Melalui pendekatan kualitatif, penulis mengumpulkan data dari berbagai sumber,
termasuk wawancara dengan pemilih, pengamatan langsung, dan analisis dokumen. Data yang
diperoleh kemudian dianalisis untuk memberikan gambaran yang komprehensif mengenai
praktik politik uang di wilayah tersebut. Penelitian ini diharapkan dapat memberikan
kontribusi terhadap pemahaman tentang dampak politik uang dalam pemilihan umum.
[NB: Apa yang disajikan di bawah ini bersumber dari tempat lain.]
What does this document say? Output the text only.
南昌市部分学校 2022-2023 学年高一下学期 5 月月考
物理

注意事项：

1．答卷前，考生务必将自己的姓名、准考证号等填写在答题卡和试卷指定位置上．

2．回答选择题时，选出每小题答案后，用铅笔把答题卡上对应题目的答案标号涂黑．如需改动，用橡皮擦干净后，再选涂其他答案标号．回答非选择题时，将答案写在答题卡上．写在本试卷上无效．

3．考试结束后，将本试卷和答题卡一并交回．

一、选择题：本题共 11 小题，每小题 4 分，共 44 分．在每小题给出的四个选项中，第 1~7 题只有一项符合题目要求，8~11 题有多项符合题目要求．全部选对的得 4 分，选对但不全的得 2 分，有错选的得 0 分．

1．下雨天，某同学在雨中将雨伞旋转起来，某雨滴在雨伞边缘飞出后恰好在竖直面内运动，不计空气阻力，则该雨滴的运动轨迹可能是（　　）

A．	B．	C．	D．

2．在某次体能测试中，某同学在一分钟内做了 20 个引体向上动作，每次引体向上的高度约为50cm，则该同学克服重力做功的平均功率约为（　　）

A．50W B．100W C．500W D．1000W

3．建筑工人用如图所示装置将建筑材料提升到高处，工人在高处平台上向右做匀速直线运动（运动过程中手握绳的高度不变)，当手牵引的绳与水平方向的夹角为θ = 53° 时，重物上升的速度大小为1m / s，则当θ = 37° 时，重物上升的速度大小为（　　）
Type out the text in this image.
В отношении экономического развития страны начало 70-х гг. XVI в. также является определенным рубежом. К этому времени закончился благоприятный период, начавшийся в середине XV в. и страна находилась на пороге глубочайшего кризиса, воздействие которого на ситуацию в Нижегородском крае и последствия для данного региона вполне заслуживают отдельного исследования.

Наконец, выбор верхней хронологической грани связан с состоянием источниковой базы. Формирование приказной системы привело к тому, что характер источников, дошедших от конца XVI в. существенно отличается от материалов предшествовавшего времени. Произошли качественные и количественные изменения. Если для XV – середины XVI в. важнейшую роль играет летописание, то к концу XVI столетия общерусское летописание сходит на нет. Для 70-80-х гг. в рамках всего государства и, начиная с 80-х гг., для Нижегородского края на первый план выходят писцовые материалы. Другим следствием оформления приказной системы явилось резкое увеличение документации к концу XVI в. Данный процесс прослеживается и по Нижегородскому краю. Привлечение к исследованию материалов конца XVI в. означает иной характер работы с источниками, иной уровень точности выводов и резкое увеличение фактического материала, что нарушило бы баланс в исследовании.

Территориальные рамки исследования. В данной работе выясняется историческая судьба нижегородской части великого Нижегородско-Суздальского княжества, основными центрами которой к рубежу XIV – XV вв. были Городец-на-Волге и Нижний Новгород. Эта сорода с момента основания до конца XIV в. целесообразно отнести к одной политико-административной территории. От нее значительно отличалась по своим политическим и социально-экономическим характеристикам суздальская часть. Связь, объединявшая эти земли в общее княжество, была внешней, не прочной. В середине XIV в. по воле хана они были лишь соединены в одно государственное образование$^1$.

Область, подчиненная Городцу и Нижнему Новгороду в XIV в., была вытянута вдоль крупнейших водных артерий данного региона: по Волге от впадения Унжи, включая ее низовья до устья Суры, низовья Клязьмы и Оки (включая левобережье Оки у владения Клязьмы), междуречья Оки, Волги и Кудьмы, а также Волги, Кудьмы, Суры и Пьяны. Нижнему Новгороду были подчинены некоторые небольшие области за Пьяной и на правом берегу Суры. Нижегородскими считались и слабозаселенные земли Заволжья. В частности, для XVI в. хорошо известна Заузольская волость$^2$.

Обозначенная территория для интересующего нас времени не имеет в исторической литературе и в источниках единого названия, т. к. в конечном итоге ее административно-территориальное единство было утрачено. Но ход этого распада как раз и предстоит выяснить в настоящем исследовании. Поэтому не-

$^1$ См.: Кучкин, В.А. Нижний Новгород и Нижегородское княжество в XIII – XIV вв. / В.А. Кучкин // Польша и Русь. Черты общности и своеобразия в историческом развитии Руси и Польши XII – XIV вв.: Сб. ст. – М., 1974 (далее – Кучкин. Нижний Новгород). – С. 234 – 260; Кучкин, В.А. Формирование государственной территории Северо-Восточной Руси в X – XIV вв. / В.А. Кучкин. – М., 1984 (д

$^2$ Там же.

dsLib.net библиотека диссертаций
Hasil penelitian menunjukkan bahwa politik uang memiliki pengaruh signifikan terhadap
pilihan masyarakat di Desa Widodaren. Masyarakat cenderung memilih calon yang
memberikan imbalan, meskipun mereka menyadari bahwa praktik tersebut tidak etis. Temuan
ini menegaskan perlunya upaya untuk meningkatkan kesadaran masyarakat tentang dampak
negatif politik uang dan pentingnya integritas dalam proses pemilihan umum.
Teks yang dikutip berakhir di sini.